Teams should automate as much manual work as possible for common tasks, such as preparing developer environments, handling promotions across different environments, and environment setup/teardown. This practice is known as Infrastructure as Code. There are a variety of choices to implement it, including Chef, Puppet, or Ansible. All of these tools are similar enough, so choose whichever one feels right and hit the ground running. Also bear in mind that adopting any of the above is a long term commitment, and you’ll run into edge cases and uncertainties regardless of which you choose. It’s helpful to research if anyone has solved your specific problem using the solution in question. You’ll also need to commit to learning as you go and learn to solve automation problems with the tools you have on hand. The more you practice, the better you’ll become.
Infrastructure automation code requires testing and maintenance just like other code. Routinely test the automation to see if it can create a new DB from scratch and apply migrations in sequence. This ensures that subsequent engineers can build new environments and migrations apply correctly. Ambitious teams can remove even more regressions by populating data with production-like data to test migrations and other database changes. Such checks are a perfect vantage point to assess progress made, and more ambitious teams can even automate blue-green zero-downtime deployments.

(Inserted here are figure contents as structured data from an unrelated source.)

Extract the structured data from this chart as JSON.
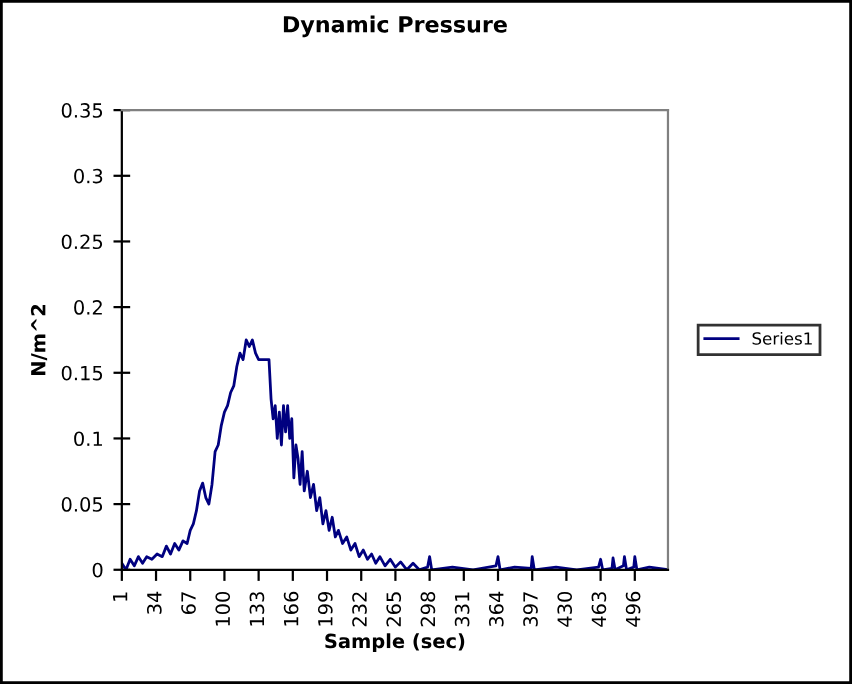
{
  "chart_data": {
    "type": "line",
    "title": "Dynamic Pressure",
    "xlabel": "Sample (sec)",
    "ylabel": "N/m^2",
    "xlim": [
      1,
      528
    ],
    "xticks": [
      1,
      34,
      67,
      100,
      133,
      166,
      199,
      232,
      265,
      298,
      331,
      364,
      397,
      430,
      463,
      496
    ],
    "ylim": [
      0,
      0.35
    ],
    "yticks": [
      0,
      0.05,
      0.1,
      0.15,
      0.2,
      0.25,
      0.3,
      0.35
    ],
    "grid": false,
    "legend": "right",
    "marker": "none",
    "line_style": "solid",
    "series": [
      {
        "name": "Series1",
        "color": "#000080",
        "x": [
          1,
          5,
          9,
          13,
          17,
          21,
          25,
          30,
          35,
          40,
          44,
          48,
          52,
          56,
          60,
          64,
          67,
          70,
          73,
          76,
          79,
          82,
          85,
          88,
          91,
          94,
          97,
          100,
          103,
          106,
          109,
          112,
          115,
          118,
          121,
          124,
          127,
          130,
          133,
          138,
          143,
          145,
          147,
          149,
          151,
          153,
          155,
          157,
          159,
          161,
          163,
          165,
          167,
          169,
          171,
          173,
          175,
          177,
          180,
          183,
          186,
          189,
          192,
          195,
          198,
          201,
          204,
          207,
          210,
          214,
          218,
          222,
          226,
          230,
          234,
          238,
          242,
          246,
          250,
          255,
          260,
          265,
          270,
          276,
          282,
          288,
          296,
          298,
          300,
          320,
          340,
          362,
          364,
          366,
          380,
          396,
          397,
          399,
          420,
          440,
          461,
          463,
          465,
          474,
          475,
          477,
          485,
          486,
          488,
          495,
          496,
          498,
          510,
          528
        ],
        "values": [
          0.005,
          0,
          0.008,
          0.003,
          0.01,
          0.005,
          0.01,
          0.008,
          0.012,
          0.01,
          0.018,
          0.012,
          0.02,
          0.015,
          0.022,
          0.02,
          0.03,
          0.035,
          0.045,
          0.06,
          0.066,
          0.055,
          0.05,
          0.065,
          0.09,
          0.095,
          0.11,
          0.12,
          0.125,
          0.135,
          0.14,
          0.155,
          0.165,
          0.16,
          0.175,
          0.17,
          0.175,
          0.165,
          0.16,
          0.16,
          0.16,
          0.13,
          0.115,
          0.125,
          0.1,
          0.12,
          0.095,
          0.125,
          0.105,
          0.125,
          0.1,
          0.115,
          0.07,
          0.095,
          0.085,
          0.065,
          0.09,
          0.06,
          0.075,
          0.055,
          0.065,
          0.045,
          0.055,
          0.035,
          0.045,
          0.03,
          0.04,
          0.025,
          0.03,
          0.02,
          0.025,
          0.015,
          0.02,
          0.01,
          0.015,
          0.008,
          0.012,
          0.005,
          0.01,
          0.003,
          0.008,
          0.002,
          0.006,
          0,
          0.005,
          0,
          0.002,
          0.01,
          0,
          0.002,
          0,
          0.003,
          0.01,
          0,
          0.002,
          0.001,
          0.01,
          0,
          0.002,
          0,
          0.002,
          0.008,
          0,
          0.001,
          0.009,
          0,
          0.003,
          0.01,
          0,
          0.002,
          0.01,
          0,
          0.002,
          0
        ]
      }
    ]
  }
}
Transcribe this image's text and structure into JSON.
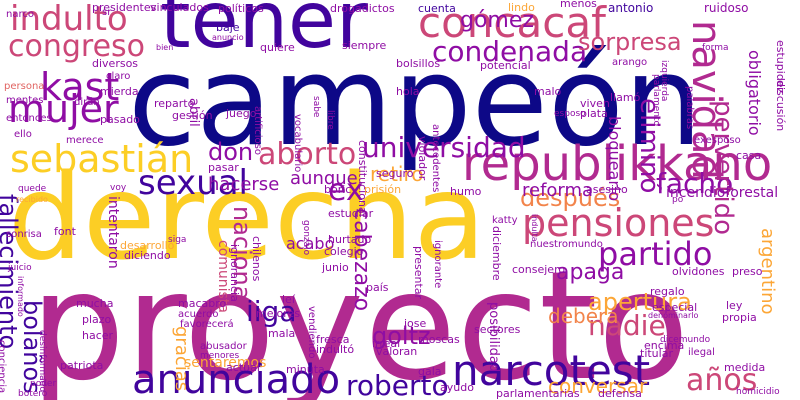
{
  "palette": {
    "navy": "#0d0887",
    "indigo": "#41049d",
    "purple": "#6a00a8",
    "violet": "#8f0da4",
    "magenta": "#b12a90",
    "rose": "#cc4778",
    "salmon": "#e16462",
    "orange": "#f2844b",
    "amber": "#fca636",
    "yellow": "#fcce25"
  },
  "words": [
    {
      "text": "proyecto",
      "color": "magenta"
    },
    {
      "text": "campeón",
      "color": "navy"
    },
    {
      "text": "derecha",
      "color": "yellow"
    },
    {
      "text": "tener",
      "color": "indigo"
    },
    {
      "text": "republikkano",
      "color": "magenta"
    },
    {
      "text": "anunciado",
      "color": "indigo"
    },
    {
      "text": "narcotest",
      "color": "indigo"
    },
    {
      "text": "concacaf",
      "color": "rose"
    },
    {
      "text": "sebastián",
      "color": "yellow"
    },
    {
      "text": "pensiones",
      "color": "rose"
    },
    {
      "text": "indulto",
      "color": "rose"
    },
    {
      "text": "congreso",
      "color": "rose"
    },
    {
      "text": "mujer",
      "color": "violet"
    },
    {
      "text": "kast",
      "color": "violet"
    },
    {
      "text": "navidad",
      "color": "magenta"
    },
    {
      "text": "sexual",
      "color": "indigo"
    },
    {
      "text": "aborto",
      "color": "rose"
    },
    {
      "text": "partido",
      "color": "violet"
    },
    {
      "text": "condenada",
      "color": "violet"
    },
    {
      "text": "gómez",
      "color": "violet"
    },
    {
      "text": "sorpresa",
      "color": "rose"
    },
    {
      "text": "universidad",
      "color": "violet"
    },
    {
      "text": "don",
      "color": "violet"
    },
    {
      "text": "ex",
      "color": "violet"
    },
    {
      "text": "después",
      "color": "orange"
    },
    {
      "text": "facho",
      "color": "violet"
    },
    {
      "text": "liga",
      "color": "indigo"
    },
    {
      "text": "roberto",
      "color": "indigo"
    },
    {
      "text": "años",
      "color": "rose"
    },
    {
      "text": "nadie",
      "color": "rose"
    },
    {
      "text": "apertura",
      "color": "amber"
    },
    {
      "text": "goltz",
      "color": "violet"
    },
    {
      "text": "bolaños",
      "color": "indigo"
    },
    {
      "text": "cabezazo",
      "color": "violet"
    },
    {
      "text": "eliminó",
      "color": "violet"
    },
    {
      "text": "pervertido",
      "color": "magenta"
    },
    {
      "text": "fallecimiento",
      "color": "indigo"
    },
    {
      "text": "nacional",
      "color": "magenta"
    },
    {
      "text": "apaga",
      "color": "violet"
    },
    {
      "text": "retiro",
      "color": "amber"
    },
    {
      "text": "hacerse",
      "color": "violet"
    },
    {
      "text": "aunque",
      "color": "violet"
    },
    {
      "text": "reforma",
      "color": "violet"
    },
    {
      "text": "incendioforestal",
      "color": "violet"
    },
    {
      "text": "argentino",
      "color": "amber"
    },
    {
      "text": "deberá",
      "color": "orange"
    },
    {
      "text": "conversar",
      "color": "amber"
    },
    {
      "text": "gracias",
      "color": "amber"
    },
    {
      "text": "sentaremos",
      "color": "amber"
    },
    {
      "text": "acabó",
      "color": "violet"
    },
    {
      "text": "bloquearlo",
      "color": "violet"
    },
    {
      "text": "intentaron",
      "color": "violet"
    },
    {
      "text": "comunista",
      "color": "rose"
    },
    {
      "text": "obligatorio",
      "color": "violet"
    },
    {
      "text": "antonio",
      "color": "indigo"
    },
    {
      "text": "ruidoso",
      "color": "violet"
    },
    {
      "text": "cuenta",
      "color": "indigo"
    },
    {
      "text": "menos",
      "color": "violet"
    },
    {
      "text": "drogadictos",
      "color": "violet"
    },
    {
      "text": "políticos",
      "color": "violet"
    },
    {
      "text": "vinculados",
      "color": "violet"
    },
    {
      "text": "presidentes",
      "color": "violet"
    },
    {
      "text": "narco",
      "color": "violet"
    },
    {
      "text": "sr",
      "color": "violet"
    },
    {
      "text": "baje",
      "color": "indigo"
    },
    {
      "text": "anuncio",
      "color": "violet"
    },
    {
      "text": "bien",
      "color": "violet"
    },
    {
      "text": "quiere",
      "color": "violet"
    },
    {
      "text": "siempre",
      "color": "violet"
    },
    {
      "text": "bolsillos",
      "color": "violet"
    },
    {
      "text": "potencial",
      "color": "violet"
    },
    {
      "text": "lindo",
      "color": "amber"
    },
    {
      "text": "persona",
      "color": "salmon"
    },
    {
      "text": "diversos",
      "color": "violet"
    },
    {
      "text": "mentes",
      "color": "violet"
    },
    {
      "text": "entonces",
      "color": "violet"
    },
    {
      "text": "dirán",
      "color": "violet"
    },
    {
      "text": "mierda",
      "color": "violet"
    },
    {
      "text": "claro",
      "color": "violet"
    },
    {
      "text": "reparto",
      "color": "violet"
    },
    {
      "text": "gestión",
      "color": "violet"
    },
    {
      "text": "pasado",
      "color": "violet"
    },
    {
      "text": "ello",
      "color": "violet"
    },
    {
      "text": "merece",
      "color": "violet"
    },
    {
      "text": "juego",
      "color": "violet"
    },
    {
      "text": "abril",
      "color": "violet"
    },
    {
      "text": "hola",
      "color": "violet"
    },
    {
      "text": "malo",
      "color": "violet"
    },
    {
      "text": "viven",
      "color": "violet"
    },
    {
      "text": "plata",
      "color": "violet"
    },
    {
      "text": "esposo",
      "color": "violet"
    },
    {
      "text": "llamó",
      "color": "violet"
    },
    {
      "text": "palabras",
      "color": "violet"
    },
    {
      "text": "casa",
      "color": "violet"
    },
    {
      "text": "exesposo",
      "color": "violet"
    },
    {
      "text": "discusión",
      "color": "violet"
    },
    {
      "text": "estupidez",
      "color": "violet"
    },
    {
      "text": "forma",
      "color": "violet"
    },
    {
      "text": "arango",
      "color": "violet"
    },
    {
      "text": "quede",
      "color": "violet"
    },
    {
      "text": "recibido",
      "color": "amber"
    },
    {
      "text": "voy",
      "color": "violet"
    },
    {
      "text": "pasar",
      "color": "violet"
    },
    {
      "text": "bóric",
      "color": "violet"
    },
    {
      "text": "prisión",
      "color": "amber"
    },
    {
      "text": "seguro",
      "color": "violet"
    },
    {
      "text": "humo",
      "color": "violet"
    },
    {
      "text": "asesino",
      "color": "violet"
    },
    {
      "text": "po",
      "color": "violet"
    },
    {
      "text": "katty",
      "color": "violet"
    },
    {
      "text": "siga",
      "color": "violet"
    },
    {
      "text": "desarrollo",
      "color": "amber"
    },
    {
      "text": "diciendo",
      "color": "violet"
    },
    {
      "text": "font",
      "color": "violet"
    },
    {
      "text": "sonrisa",
      "color": "violet"
    },
    {
      "text": "informado",
      "color": "violet"
    },
    {
      "text": "juicio",
      "color": "violet"
    },
    {
      "text": "mucha",
      "color": "violet"
    },
    {
      "text": "plazo",
      "color": "violet"
    },
    {
      "text": "hacer",
      "color": "violet"
    },
    {
      "text": "conciencia",
      "color": "violet"
    },
    {
      "text": "desinformado",
      "color": "violet"
    },
    {
      "text": "patriota",
      "color": "violet"
    },
    {
      "text": "poder",
      "color": "violet"
    },
    {
      "text": "botero",
      "color": "violet"
    },
    {
      "text": "macabro",
      "color": "violet"
    },
    {
      "text": "acuerdo",
      "color": "violet"
    },
    {
      "text": "favorecerá",
      "color": "violet"
    },
    {
      "text": "abusador",
      "color": "violet"
    },
    {
      "text": "menores",
      "color": "violet"
    },
    {
      "text": "actual",
      "color": "violet"
    },
    {
      "text": "minuta",
      "color": "violet"
    },
    {
      "text": "indultó",
      "color": "violet"
    },
    {
      "text": "fresca",
      "color": "violet"
    },
    {
      "text": "mala",
      "color": "violet"
    },
    {
      "text": "mejores",
      "color": "violet"
    },
    {
      "text": "leí",
      "color": "violet"
    },
    {
      "text": "país",
      "color": "violet"
    },
    {
      "text": "junio",
      "color": "violet"
    },
    {
      "text": "vendiendo",
      "color": "violet"
    },
    {
      "text": "irreal",
      "color": "violet"
    },
    {
      "text": "valoran",
      "color": "violet"
    },
    {
      "text": "moscas",
      "color": "violet"
    },
    {
      "text": "sectores",
      "color": "violet"
    },
    {
      "text": "jose",
      "color": "violet"
    },
    {
      "text": "gala",
      "color": "violet"
    },
    {
      "text": "parlamentarias",
      "color": "violet"
    },
    {
      "text": "defensa",
      "color": "violet"
    },
    {
      "text": "ayudo",
      "color": "violet"
    },
    {
      "text": "medida",
      "color": "violet"
    },
    {
      "text": "homicidio",
      "color": "violet"
    },
    {
      "text": "titular",
      "color": "violet"
    },
    {
      "text": "encima",
      "color": "violet"
    },
    {
      "text": "dicemundo",
      "color": "violet"
    },
    {
      "text": "ilegal",
      "color": "violet"
    },
    {
      "text": "especial",
      "color": "violet"
    },
    {
      "text": "denominarlo",
      "color": "violet"
    },
    {
      "text": "regalo",
      "color": "violet"
    },
    {
      "text": "ley",
      "color": "violet"
    },
    {
      "text": "propia",
      "color": "violet"
    },
    {
      "text": "olvidones",
      "color": "violet"
    },
    {
      "text": "preso",
      "color": "violet"
    },
    {
      "text": "consejero",
      "color": "violet"
    },
    {
      "text": "nuestromundo",
      "color": "violet"
    },
    {
      "text": "diciembre",
      "color": "violet"
    },
    {
      "text": "indulta",
      "color": "violet"
    },
    {
      "text": "presentar",
      "color": "violet"
    },
    {
      "text": "ignorante",
      "color": "violet"
    },
    {
      "text": "posibilidad",
      "color": "violet"
    },
    {
      "text": "hurtado",
      "color": "violet"
    },
    {
      "text": "colegio",
      "color": "violet"
    },
    {
      "text": "gonzalo",
      "color": "violet"
    },
    {
      "text": "estudiar",
      "color": "violet"
    },
    {
      "text": "chilenos",
      "color": "violet"
    },
    {
      "text": "ignorancia",
      "color": "violet"
    },
    {
      "text": "constitucional",
      "color": "violet"
    },
    {
      "text": "artificioso",
      "color": "violet"
    },
    {
      "text": "vocabulario",
      "color": "violet"
    },
    {
      "text": "violador",
      "color": "violet"
    },
    {
      "text": "antecedentes",
      "color": "violet"
    },
    {
      "text": "libre",
      "color": "violet"
    },
    {
      "text": "sabe",
      "color": "violet"
    },
    {
      "text": "parlamento",
      "color": "violet"
    },
    {
      "text": "izquierda",
      "color": "violet"
    }
  ]
}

Specially designed database tooling helps manage deployment pipelines as well. These tools are force multipliers in common situations. They can be used to keep different databases in sync as code progresses through the pipeline or to guard against configuration drift if changes are only pushed to production. Tooling also provides visibility into the current situation for all team members so that problems in staging don’t make it through to production. Tooling also illuminates database-specific changes so they’re easier to identify, review, test, and deploy.
There are other benefits beyond visibility. Database tooling integrates into the CD pipeline so databases can be just like other applications. This is especially helpful if the application or framework does not include built-in support for database migrations or historical state tracking.
Continuous delivery with databases and applications is possible with the proper practices in place. Database changes must be treated similarly to application changes and must be kept under SCM and tested during CI. Furthermore, larger and riskier changes must be broken up into smaller independent batches so they can be deployed automatically. Teams may opt for separate application and database deployment pipelines or choose to club them together.
Achieving CD requires a buy-in from all parties involved. Developers must revisit how they view the database, and DBAs need to collaborate more with developers to understand how databases changes can be broken up into smaller and more testable batches. These factors combine to move organizations towards a DevOps value stream and increase engineering productivity as well as business success. All of this also entails getting people to work together more. This may be a significant shift, but it is worth it. After all is said and done, you can see how the seemingly counterintuitive goal of implementing DB-related operations into your CD pipeline is in fact perfectly doable. In other words, you can have your cake and eat it too. Who doesn’t like that?